Thumbs up: Childhood obesity rates decline in W.Va.
Health experts have been sounding the alarm about rising childhood obesity rates in our region for more than a decade.
But despite the national news reports and television shows, the numbers continued to climb.
Finally, we have some encouraging news.
Each year, West Virginia University's CARDIAC (Coronary Artery Risk Detection in Appalachian Communities) program screens elementary school students for weight and early signs of diabetes, and recent results show some improvement. For the 2011-2012 school year, 27.8 percent of fifth-graders were found to be obese, down from 28.9 percent in the 2010-2111 school year.
The percentage with high blood pressure and abnormal cholesterol rates also declined.
"This is cause to hope and reason to keep trying," Dr. Bill Neal of the CARDIAC program told the Charleston Gazette last week. "If these numbers are still down next year, we'll know it's a genuine trend.

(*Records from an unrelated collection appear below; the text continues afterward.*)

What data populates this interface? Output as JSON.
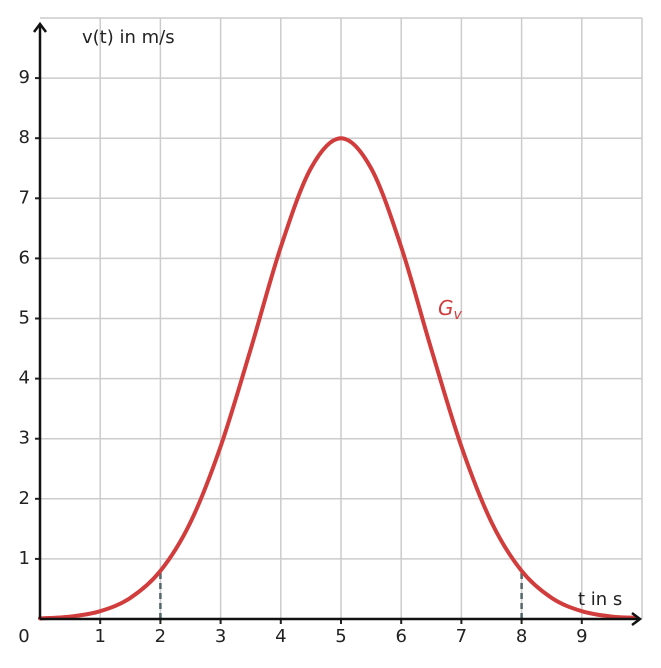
{
  "chart_data": {
    "type": "line",
    "x_label": "t in s",
    "y_label": "v(t) in m/s",
    "x": [
      0,
      0.5,
      1,
      1.5,
      2,
      2.5,
      3,
      3.5,
      4,
      4.5,
      5,
      5.5,
      6,
      6.5,
      7,
      7.5,
      8,
      8.5,
      9,
      9.5,
      9.9
    ],
    "series": [
      {
        "name": "G",
        "subscript": "v",
        "color": "#d13c3c",
        "values": [
          0.01,
          0.04,
          0.13,
          0.35,
          0.8,
          1.61,
          2.87,
          4.49,
          6.19,
          7.5,
          8,
          7.5,
          6.19,
          4.49,
          2.87,
          1.61,
          0.8,
          0.35,
          0.13,
          0.04,
          0.02
        ]
      }
    ],
    "reference_lines": [
      {
        "x": 2,
        "y": 0.8
      },
      {
        "x": 8,
        "y": 0.8
      }
    ],
    "xlim": [
      0,
      10
    ],
    "ylim": [
      0,
      10
    ],
    "xticks": [
      0,
      1,
      2,
      3,
      4,
      5,
      6,
      7,
      8,
      9
    ],
    "yticks": [
      1,
      2,
      3,
      4,
      5,
      6,
      7,
      8,
      9
    ],
    "grid": true
  }
}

So this is no time to ease off in our efforts."
Neal, a Huntington native who has been tracking student health since 1998, stressed that the levels for obesity and high blood pressure are still alarmingly high. But at least the numbers appear to be going in the right direction.
Schools in Cabell County have put a tremendous focus on making cafeteria offerings healthier, and Cabell cooks have helped train other food service workers around the state in "scratch" cooking and reducing the use of processed food.
Many schools also have increased student exercise, and the West Virginia Healthy Kids and Families Coalition reports that parents seem to be getting the message as well, encouraging healthier diets and more activity after school.
It appears those efforts are paying off, and hopefully that success will encourage even more commitment in schools and at home.